I've heard following advices:
- pulse brake instead of constantly braking
- use alternately front and rear brake
- create as much of aerodynamic drag as you can to reduce the pressure on brakes
Apart from that, I have following theories:
- brake pads have some temperature above which they will start to glaze, so I should brake in such way, to avoid exceeding this temperature
- if I brake suddenly with great power, brake pads/disc rotors/rims will have to absorb a lot of energy which translates to heat, if I brake gently - less heat is generated
- if I brake with both brakes energy will be divided between two brakes so as heat (though not necessarily evenly - division depends on the force applied on brake levers)

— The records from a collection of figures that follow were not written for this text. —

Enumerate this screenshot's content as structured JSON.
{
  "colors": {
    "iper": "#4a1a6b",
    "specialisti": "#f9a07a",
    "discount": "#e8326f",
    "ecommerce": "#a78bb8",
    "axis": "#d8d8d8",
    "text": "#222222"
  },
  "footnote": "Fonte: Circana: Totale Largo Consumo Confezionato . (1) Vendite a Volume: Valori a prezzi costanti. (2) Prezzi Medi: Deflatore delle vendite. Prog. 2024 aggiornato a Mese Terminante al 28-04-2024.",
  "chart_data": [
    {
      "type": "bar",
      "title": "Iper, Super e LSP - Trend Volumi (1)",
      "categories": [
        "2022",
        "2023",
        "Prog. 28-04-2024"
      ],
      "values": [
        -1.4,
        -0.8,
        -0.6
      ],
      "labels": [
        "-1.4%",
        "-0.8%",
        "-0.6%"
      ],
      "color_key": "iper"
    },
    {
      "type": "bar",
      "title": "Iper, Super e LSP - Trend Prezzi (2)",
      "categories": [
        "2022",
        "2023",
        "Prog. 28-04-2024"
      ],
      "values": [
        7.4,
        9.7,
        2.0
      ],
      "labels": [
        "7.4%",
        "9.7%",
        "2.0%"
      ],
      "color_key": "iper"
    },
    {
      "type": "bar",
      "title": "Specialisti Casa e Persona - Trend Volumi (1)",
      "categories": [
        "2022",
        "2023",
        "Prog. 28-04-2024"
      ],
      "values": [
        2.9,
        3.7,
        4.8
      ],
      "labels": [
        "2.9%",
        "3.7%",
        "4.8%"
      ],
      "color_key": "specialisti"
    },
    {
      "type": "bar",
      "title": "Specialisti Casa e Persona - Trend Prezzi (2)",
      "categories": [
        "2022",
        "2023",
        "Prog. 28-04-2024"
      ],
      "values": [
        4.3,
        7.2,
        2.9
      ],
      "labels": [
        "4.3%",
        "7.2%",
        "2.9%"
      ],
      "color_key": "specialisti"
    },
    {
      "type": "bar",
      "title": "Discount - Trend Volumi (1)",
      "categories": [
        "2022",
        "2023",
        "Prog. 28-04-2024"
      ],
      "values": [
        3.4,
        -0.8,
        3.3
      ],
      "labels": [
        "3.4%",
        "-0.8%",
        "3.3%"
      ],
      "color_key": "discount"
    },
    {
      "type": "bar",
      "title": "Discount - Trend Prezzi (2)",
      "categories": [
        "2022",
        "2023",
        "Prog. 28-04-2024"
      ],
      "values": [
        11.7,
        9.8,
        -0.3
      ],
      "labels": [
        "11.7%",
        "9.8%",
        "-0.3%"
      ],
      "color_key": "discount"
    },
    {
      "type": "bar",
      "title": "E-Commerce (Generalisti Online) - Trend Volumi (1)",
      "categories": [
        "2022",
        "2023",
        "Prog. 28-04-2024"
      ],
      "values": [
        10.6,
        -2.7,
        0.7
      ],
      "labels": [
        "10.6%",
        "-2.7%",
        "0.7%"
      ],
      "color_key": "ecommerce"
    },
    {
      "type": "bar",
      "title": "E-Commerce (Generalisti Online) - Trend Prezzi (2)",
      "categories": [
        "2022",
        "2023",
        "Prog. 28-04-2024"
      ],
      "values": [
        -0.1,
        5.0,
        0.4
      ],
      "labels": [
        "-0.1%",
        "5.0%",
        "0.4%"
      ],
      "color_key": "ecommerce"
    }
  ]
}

- the greater the speed, the greater aero drag, so if I go faster, less energy (in total) will need to be absorbed by brakes
- the lower the speed, the longer the time that it takes to ride, so longer the time to dissipate the heat from brake system
So based on all above I have two strategies for braking:
- Brake as little as possible, but when needed (ex. before hairpin turn) brake shortly with great power and both brakes
- Brake constantly using both brakes and maintain low speed (below 20km/h?)
First strategy is trying to use as much aero drag as possible and then it will generate a lot of heat in brake system. Though during the brakes it will have time to cool down again. Second strategy maintains constant high temperature of brakes, but provided low travelling speed I assume that temperature will not exceed glazing temperature.
These strategies I discarded:
- Brake constantly and maintain low speed using alternating brakes. This means that although the brake that's not operating is chilling down the other gets full load and its temperature will be higher improving risk of exceeding glazing temperature.
I've already glazed a few disc rotors:
- In my commuting bike, I have one hill (700m long, 4% gradient), and I brake shortly but with great force
- In my trekking bike - downhill on straight asphalt, starting with gradient above 10% where I gained ~50km/h later I tried to not gain any more speed using alternating brakes technique
Also I have a feeling, that after glazing, when I experience lower braking strength, if I ride a few downhills when I'm more gentle towards this brake it regains its effectiveness. Is it possible?
Though it might be problem solvable using different means (reduce my weight, use larger rotors). I'm looking that would work best, even on non-disc-brake bikes.
To reduce number of variables, my final question is: Given:
The speed Vn - which is the speed the biker would get if he would not brake nor pedal at all, when areo drag is preventing him from gaining any more speed from gravitational force.
Desired speed the biker would like to go Vd = R * Vn
What are the optimum braking strategies that:
- Minimize time that it takes to ride 10km of such slope
- Prevent brakes glazing
Depending on the R. If R >= 1 then the strategy is just not to brake at all, that's easy, but how to brake if R=0.5 or even R=0.1?